В одну из таких ночей зацокали копытами по булыжнику кони бандитов, стали потихоньку глохнуть, стихая за городом вдалеке. И вдруг потянуло дымом и криком, огнем и пожаром. Делаясь под казачков, банда пришла из-под Ишуни и подпалила два молитвенных дома. И проснулась окраина крымчаков Хаджема, все побежали гасить свои каалы. А кони с всадниками все удалялись, только и оставляя в темноте брань и проклятия на разных языках и еще вот это, знакомое:
– А что, жидков пожечь – дело полезное…
Всадники исчезли в соленых степях, а каалы горели, разгораясь и разгораясь, и все сбежались тушить их, чем только можно… Пожарные сверкали шлемами и ведрами, крик и рыданья смешались в воздухе, дети стояли, и на их лицах был жар от огня. К утру пожар погасили с трудом. Двери сгорели, рамы, какие-то рукописи… Но большинство рукописей исчезли.
Ребе сказал:
– Будем еще разбираться, что осталось. – Все двинулись по домам. А там… Дома были разграблены, пока все тушили каалы. Бандиты действовали слаженно двумя группами. Видно, продумано все было толково, чуть ли не по-военному. Все было собрано в тюки, все нажитое годами, вместе с подушками, коврами и одеялами, сметали подчистую. На полу разбитое стекло, рассыпанная мука и чай: деньги искали и золото. Пропали и домашние тетради для записей – джонки. Навьючили все на лошадей и даже на угнанного с базара верблюда и через горы… Куда? На Феодосию, Сурож, к морю и лодкам. Знали куда. Плакали дети опять, матери плакали, и ничего не отражалось на их лицах, кроме недоуменного: «За что нам такое?» Более двадцати семей пострадало…

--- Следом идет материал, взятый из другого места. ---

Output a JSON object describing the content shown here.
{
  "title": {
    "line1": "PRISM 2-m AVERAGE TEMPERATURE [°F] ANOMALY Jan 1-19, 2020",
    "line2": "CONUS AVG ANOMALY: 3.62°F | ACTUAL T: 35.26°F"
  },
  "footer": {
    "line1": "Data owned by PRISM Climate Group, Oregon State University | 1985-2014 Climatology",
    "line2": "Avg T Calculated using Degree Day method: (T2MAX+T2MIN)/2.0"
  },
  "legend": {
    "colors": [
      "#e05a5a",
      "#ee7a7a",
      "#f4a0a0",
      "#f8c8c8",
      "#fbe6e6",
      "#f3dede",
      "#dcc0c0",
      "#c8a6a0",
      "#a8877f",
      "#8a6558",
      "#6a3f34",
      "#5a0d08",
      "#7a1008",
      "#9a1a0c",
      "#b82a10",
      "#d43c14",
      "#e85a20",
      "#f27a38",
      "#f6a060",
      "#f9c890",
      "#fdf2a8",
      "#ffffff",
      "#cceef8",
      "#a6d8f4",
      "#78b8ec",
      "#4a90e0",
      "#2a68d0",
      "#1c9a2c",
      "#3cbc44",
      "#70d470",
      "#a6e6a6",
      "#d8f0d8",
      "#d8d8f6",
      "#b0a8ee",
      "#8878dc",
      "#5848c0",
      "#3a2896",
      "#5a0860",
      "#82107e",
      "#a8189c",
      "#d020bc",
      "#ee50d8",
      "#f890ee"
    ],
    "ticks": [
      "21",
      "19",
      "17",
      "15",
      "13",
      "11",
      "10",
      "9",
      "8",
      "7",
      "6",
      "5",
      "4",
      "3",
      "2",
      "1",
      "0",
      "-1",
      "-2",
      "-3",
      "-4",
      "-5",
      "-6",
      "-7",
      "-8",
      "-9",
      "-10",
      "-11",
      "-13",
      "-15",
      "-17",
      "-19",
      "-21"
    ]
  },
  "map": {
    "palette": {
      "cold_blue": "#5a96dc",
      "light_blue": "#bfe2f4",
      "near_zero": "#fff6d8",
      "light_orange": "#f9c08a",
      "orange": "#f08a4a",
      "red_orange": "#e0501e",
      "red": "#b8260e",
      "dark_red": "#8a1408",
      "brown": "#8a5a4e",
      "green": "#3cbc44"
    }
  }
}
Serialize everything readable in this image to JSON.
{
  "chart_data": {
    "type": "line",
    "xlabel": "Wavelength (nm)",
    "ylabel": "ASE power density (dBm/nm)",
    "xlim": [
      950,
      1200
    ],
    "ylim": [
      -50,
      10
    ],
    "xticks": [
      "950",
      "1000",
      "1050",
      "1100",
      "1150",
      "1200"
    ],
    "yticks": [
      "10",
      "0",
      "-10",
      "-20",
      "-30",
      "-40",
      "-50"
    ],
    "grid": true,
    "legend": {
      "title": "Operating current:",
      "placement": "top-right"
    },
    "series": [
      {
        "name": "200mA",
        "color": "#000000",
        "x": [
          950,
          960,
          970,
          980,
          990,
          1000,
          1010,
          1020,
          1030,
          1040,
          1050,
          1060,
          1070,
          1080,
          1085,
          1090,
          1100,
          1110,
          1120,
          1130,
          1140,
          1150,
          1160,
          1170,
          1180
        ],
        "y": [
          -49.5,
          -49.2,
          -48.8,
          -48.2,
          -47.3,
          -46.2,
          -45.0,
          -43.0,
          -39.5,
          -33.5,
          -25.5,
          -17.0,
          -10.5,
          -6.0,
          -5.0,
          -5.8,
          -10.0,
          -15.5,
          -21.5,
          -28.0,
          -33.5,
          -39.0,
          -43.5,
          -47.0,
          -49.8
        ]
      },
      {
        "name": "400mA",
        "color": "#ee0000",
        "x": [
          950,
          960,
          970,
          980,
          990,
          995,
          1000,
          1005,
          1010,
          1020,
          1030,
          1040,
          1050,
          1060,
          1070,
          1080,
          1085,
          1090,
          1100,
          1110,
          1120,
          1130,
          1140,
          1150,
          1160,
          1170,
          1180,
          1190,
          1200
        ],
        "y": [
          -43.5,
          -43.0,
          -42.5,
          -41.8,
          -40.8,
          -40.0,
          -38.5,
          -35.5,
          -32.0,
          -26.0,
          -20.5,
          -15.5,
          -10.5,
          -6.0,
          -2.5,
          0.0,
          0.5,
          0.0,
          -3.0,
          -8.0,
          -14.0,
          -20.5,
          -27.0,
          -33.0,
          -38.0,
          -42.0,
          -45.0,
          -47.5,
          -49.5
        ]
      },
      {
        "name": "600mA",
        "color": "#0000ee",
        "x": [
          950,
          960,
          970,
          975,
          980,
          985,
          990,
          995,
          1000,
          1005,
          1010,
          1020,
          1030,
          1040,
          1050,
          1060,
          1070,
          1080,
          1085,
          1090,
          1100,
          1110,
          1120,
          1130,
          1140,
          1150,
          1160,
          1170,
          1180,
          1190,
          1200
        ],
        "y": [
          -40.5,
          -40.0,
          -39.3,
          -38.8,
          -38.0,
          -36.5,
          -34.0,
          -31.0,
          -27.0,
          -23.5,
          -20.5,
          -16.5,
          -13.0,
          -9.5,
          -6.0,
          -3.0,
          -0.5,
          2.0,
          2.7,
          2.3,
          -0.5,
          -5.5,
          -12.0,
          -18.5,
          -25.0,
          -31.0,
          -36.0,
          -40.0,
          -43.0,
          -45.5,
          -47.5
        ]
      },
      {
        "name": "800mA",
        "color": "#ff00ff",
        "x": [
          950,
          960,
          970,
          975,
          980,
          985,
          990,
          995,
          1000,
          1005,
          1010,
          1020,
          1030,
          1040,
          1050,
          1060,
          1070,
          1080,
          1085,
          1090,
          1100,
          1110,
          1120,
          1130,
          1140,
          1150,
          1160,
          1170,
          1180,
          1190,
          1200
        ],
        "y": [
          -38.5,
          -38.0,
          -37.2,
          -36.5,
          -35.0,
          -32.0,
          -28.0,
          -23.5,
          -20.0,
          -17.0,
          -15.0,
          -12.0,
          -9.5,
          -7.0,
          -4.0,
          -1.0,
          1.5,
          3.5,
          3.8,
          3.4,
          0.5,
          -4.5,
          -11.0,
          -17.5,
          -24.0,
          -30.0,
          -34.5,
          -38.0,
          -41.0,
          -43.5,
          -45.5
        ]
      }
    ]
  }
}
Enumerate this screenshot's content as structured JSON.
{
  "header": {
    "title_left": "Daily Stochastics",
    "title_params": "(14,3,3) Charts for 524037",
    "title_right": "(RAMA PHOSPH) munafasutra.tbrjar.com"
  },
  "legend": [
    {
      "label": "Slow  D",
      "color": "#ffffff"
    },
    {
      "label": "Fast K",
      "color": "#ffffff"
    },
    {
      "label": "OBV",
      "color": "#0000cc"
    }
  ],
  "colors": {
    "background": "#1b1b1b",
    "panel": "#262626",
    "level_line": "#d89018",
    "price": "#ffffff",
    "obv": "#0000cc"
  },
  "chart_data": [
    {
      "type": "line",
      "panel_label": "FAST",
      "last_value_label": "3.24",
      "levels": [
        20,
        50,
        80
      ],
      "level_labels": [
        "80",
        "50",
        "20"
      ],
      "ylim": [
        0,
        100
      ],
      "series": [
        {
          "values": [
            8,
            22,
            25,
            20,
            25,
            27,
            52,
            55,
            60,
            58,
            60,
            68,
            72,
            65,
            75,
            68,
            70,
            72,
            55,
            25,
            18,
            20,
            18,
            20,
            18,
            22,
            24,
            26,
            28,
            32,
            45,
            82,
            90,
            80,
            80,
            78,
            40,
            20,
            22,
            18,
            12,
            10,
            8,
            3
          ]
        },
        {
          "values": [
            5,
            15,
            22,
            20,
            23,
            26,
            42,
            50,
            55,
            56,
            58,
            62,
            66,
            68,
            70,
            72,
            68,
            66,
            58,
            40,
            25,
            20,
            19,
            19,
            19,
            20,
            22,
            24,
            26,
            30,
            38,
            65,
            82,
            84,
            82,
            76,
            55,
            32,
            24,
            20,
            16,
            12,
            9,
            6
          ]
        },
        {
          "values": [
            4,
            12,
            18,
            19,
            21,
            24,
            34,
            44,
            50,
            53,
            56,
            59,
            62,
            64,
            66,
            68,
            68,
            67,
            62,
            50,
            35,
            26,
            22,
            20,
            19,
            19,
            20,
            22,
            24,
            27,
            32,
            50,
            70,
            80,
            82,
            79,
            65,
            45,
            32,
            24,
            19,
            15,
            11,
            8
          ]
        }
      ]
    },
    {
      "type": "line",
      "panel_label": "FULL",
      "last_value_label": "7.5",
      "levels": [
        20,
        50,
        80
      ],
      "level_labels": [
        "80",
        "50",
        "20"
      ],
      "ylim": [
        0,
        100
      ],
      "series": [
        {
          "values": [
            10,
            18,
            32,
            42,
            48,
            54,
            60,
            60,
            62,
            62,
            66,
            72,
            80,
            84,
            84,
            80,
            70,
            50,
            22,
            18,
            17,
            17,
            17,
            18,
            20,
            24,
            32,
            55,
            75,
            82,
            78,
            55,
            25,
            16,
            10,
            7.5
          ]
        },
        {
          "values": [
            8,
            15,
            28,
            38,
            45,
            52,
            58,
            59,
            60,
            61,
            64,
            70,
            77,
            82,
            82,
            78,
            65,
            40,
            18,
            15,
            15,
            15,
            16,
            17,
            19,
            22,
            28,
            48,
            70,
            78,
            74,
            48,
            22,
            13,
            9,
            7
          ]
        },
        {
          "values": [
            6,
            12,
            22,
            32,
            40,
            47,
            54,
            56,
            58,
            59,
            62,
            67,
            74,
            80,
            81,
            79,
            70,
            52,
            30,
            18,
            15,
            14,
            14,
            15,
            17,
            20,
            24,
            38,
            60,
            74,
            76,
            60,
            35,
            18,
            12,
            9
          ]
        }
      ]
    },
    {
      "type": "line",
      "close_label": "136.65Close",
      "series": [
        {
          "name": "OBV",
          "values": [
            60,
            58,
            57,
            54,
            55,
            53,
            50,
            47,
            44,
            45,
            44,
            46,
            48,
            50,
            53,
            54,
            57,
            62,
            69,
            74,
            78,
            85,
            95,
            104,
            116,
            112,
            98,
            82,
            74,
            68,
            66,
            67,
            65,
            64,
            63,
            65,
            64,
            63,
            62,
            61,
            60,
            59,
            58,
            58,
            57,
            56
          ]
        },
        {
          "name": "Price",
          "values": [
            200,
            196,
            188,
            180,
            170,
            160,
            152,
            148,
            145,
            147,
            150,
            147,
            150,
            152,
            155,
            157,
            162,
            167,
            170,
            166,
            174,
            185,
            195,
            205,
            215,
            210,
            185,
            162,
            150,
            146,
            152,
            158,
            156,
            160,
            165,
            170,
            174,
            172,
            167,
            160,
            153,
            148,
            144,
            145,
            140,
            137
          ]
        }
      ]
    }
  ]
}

Карасубазар проснулся от шока почти весь, но некоторые еще спали. Сразу начали приходить, жалеть, армяне несли простыни, татары еду, караимы и греки денег собрали. Ребе сказал, что община поможет каждому дому. Но разве дело только в этом? Коварство. Да еще и вот это – «жидков пожечь и пограбить – дело полезное»… Обидней всего. Утром поймали одного из нападавших: молодой, лет семнадцати. «Откуда? – Да и сам не знаю. – А банда откуда? – Из-под Ишуни. – Знаем, что из-под Ишуни»…Полицейские держа ли его в участке двое суток, а потом выбросили на крыльцо и сказали:
– Полоумный какой-то, что хотите, то и делайте с ним.
А что делать? Страсти улеглись, обида остыла, и жалкий он какой-то… Ребе сказал: пусть посидит три дня и три ночи привязанным к дереву на Ташхане, пусть люди на него посмотрят, пусть он посмотрит в глаза нашим детям. А потом пусть живет у нас в городе. Это ему и будет наказанием. Так и сделали.